Consider replacing compound match strength with the highest match strength for a group of voters
Affiliation matching algorithm is driven by the concept of matchers and voters. Each matcher consists of multiple voters, each having match strength assigned.
When multiple voters vote for a match we are recalculating the new match strength for a given affiliation and organization pair with the following formula:
https://github.com/openaire/iis/blob/871021ef3f34a6ae232e8dfb8c8a3579400cb0fa/iis-wf/iis-wf-affmatching/src/main/java/eu/dnetlib/iis/wf/affmatching/match/AffOrgMatchStrengthRecalculator.java#L39.

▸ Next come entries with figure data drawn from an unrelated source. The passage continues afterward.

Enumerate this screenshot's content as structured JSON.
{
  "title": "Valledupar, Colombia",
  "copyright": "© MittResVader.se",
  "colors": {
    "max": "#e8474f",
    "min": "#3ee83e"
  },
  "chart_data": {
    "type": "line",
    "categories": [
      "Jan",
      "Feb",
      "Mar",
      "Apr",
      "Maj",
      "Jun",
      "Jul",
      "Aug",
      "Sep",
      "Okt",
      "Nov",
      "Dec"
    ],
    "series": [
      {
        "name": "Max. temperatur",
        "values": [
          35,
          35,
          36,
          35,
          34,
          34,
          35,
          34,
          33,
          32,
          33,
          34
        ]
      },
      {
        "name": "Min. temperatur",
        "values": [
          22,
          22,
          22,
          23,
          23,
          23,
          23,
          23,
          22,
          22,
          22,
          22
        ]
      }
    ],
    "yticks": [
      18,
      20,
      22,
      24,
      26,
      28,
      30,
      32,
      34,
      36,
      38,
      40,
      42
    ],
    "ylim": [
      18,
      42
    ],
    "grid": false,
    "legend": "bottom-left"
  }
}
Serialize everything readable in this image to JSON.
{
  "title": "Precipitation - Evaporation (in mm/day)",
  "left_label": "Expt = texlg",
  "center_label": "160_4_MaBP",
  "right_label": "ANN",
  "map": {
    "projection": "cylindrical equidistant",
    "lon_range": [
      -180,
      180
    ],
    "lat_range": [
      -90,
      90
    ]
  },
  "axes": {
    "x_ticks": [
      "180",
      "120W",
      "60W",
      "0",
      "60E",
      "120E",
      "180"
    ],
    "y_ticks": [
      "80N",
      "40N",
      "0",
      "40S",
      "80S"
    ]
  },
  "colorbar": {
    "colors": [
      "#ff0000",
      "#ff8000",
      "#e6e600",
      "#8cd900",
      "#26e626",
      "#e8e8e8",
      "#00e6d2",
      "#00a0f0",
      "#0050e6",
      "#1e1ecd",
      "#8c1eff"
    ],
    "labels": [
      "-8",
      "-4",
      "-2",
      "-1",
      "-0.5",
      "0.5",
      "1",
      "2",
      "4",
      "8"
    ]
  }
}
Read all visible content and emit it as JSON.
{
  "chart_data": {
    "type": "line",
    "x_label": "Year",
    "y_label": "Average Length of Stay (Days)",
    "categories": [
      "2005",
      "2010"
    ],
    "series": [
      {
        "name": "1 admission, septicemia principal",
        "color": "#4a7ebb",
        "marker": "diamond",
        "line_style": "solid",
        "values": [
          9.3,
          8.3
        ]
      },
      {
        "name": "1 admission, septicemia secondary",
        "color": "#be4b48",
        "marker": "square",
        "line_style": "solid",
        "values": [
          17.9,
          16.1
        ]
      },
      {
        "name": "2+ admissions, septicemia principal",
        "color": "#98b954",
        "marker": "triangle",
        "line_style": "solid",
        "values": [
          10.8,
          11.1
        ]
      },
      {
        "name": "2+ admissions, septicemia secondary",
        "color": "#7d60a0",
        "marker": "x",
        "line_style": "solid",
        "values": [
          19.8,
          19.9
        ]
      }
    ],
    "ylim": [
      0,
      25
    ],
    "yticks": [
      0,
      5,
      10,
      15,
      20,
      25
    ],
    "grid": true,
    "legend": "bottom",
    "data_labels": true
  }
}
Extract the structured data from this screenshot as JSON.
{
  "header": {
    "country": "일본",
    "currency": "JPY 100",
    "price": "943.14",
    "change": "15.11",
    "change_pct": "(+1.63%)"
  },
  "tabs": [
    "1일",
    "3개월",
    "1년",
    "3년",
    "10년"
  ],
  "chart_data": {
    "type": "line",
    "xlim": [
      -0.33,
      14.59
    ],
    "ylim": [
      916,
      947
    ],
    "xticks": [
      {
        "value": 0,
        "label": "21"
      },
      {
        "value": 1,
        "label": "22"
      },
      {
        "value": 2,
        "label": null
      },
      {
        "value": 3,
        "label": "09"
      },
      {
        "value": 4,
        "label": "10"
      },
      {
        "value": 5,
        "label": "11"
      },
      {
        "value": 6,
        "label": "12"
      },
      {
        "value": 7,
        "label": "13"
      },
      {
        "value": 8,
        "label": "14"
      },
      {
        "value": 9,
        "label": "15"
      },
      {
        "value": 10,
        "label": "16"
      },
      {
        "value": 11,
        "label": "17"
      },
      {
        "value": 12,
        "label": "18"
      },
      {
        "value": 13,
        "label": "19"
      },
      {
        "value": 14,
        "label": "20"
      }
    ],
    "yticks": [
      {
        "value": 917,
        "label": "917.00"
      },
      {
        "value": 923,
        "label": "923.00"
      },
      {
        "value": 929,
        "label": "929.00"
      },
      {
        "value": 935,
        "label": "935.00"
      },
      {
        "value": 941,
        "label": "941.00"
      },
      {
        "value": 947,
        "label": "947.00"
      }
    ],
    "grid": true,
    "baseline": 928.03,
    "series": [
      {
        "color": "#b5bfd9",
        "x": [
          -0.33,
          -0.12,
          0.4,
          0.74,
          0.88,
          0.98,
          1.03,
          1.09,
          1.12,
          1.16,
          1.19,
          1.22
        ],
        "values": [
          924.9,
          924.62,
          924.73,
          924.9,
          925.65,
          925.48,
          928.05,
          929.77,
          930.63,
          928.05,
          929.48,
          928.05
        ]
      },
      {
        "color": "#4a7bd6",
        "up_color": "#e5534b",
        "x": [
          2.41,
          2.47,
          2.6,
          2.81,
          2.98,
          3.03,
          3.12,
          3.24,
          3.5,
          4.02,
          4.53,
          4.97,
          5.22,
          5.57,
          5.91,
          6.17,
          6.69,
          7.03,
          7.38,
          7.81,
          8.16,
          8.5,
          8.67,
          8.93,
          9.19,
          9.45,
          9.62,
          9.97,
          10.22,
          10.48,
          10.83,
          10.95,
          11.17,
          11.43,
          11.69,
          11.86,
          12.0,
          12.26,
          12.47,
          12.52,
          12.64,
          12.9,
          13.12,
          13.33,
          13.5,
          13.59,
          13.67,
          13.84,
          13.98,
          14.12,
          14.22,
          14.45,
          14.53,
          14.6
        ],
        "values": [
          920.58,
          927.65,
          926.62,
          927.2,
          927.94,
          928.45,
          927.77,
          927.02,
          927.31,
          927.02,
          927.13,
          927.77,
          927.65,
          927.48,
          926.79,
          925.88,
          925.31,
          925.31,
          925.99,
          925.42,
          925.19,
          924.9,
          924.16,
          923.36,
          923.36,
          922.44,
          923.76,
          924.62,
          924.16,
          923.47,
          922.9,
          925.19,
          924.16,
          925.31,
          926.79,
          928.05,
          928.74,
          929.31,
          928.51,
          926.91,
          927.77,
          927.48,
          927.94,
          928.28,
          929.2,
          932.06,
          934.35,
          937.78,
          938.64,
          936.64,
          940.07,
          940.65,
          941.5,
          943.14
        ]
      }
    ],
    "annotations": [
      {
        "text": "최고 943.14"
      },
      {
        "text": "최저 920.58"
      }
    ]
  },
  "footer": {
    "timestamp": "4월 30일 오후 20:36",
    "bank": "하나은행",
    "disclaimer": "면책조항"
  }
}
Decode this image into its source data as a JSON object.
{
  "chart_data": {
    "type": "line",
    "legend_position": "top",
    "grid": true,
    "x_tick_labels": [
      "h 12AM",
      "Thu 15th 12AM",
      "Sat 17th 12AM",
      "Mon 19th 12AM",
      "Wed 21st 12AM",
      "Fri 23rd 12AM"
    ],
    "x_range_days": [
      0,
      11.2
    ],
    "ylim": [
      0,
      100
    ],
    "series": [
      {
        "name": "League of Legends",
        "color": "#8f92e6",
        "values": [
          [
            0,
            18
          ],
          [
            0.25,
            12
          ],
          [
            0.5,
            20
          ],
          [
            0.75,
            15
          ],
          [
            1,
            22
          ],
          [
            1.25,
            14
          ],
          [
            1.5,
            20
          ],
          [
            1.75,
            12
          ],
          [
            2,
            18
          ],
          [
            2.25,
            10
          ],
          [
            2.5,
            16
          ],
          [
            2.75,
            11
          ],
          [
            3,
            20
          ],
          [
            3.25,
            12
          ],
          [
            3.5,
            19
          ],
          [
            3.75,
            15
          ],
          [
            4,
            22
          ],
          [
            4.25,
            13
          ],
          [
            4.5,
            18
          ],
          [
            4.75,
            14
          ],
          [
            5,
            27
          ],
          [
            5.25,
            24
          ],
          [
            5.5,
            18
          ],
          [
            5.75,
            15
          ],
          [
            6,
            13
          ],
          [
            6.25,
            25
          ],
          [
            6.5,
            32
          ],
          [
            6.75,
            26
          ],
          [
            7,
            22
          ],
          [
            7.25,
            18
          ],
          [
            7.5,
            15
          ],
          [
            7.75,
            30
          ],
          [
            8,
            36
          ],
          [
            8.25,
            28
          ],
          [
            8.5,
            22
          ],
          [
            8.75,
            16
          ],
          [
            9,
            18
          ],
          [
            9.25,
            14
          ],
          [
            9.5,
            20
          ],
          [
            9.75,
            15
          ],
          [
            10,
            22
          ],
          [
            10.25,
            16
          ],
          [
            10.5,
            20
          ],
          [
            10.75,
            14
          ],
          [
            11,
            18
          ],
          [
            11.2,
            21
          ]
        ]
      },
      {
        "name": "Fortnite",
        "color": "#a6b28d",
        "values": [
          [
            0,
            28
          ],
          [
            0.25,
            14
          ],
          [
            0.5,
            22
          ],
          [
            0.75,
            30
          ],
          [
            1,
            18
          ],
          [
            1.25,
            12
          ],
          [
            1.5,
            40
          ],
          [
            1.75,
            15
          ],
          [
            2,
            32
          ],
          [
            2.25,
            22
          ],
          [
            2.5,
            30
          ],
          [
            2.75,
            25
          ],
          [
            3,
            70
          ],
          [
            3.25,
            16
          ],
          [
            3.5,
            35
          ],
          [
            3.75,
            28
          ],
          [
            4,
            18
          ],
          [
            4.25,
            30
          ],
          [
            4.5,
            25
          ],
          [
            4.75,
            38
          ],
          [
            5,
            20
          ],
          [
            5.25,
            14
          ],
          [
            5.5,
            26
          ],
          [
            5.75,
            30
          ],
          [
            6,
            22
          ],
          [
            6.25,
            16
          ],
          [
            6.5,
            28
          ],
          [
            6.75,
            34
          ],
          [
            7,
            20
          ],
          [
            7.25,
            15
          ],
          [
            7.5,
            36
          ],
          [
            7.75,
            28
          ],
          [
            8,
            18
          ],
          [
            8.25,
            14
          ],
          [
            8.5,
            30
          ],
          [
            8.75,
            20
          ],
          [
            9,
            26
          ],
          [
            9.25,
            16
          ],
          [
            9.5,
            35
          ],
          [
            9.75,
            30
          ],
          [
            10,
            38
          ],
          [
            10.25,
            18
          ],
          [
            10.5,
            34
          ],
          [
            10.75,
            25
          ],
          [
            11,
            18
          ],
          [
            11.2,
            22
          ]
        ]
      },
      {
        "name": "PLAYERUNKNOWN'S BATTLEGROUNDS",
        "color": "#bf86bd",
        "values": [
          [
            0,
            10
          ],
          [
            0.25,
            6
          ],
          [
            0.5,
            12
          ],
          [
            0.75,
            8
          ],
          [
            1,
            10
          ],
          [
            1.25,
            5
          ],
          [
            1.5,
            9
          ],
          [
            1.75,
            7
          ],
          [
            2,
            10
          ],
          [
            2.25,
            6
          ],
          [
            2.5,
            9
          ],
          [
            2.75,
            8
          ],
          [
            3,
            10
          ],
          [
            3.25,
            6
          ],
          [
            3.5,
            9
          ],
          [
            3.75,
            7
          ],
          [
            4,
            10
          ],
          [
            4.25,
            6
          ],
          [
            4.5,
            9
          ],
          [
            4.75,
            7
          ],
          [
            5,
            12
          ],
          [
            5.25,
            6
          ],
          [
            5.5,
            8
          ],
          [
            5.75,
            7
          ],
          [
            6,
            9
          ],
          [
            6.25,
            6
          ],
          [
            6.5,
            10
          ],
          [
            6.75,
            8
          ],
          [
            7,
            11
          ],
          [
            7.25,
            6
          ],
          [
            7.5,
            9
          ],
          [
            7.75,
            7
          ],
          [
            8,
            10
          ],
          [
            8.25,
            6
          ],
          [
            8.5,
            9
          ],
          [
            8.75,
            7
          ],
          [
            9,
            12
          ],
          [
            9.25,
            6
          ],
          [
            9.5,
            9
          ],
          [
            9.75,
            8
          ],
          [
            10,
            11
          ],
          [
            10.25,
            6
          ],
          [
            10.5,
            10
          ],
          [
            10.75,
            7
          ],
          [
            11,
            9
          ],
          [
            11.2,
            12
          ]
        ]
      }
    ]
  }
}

After countless analysis of the affmatching outcome whenever false positive was reported it was noticed the final match strength defined for a given affiliation and organization matched pair was almost always extremely high. This means it is pretty difficult to define a reasonable match strength threshold below which we could eliminate matches from exporting them back to the graph.
Currently some voters defined for a matcher are similar (e.g. strict matching and levenshtein distance matching) in a way they work on the same part of the affiliation organization name and building a compound match strength for that pair may result in an artificial increase of the match strength.
We should consider addressing this match strength value "inflation" by reducing the final match strength for a given pair whenever multiple voters voted for a match e.g. by picking the highest match strength of a voter claiming the match is valid.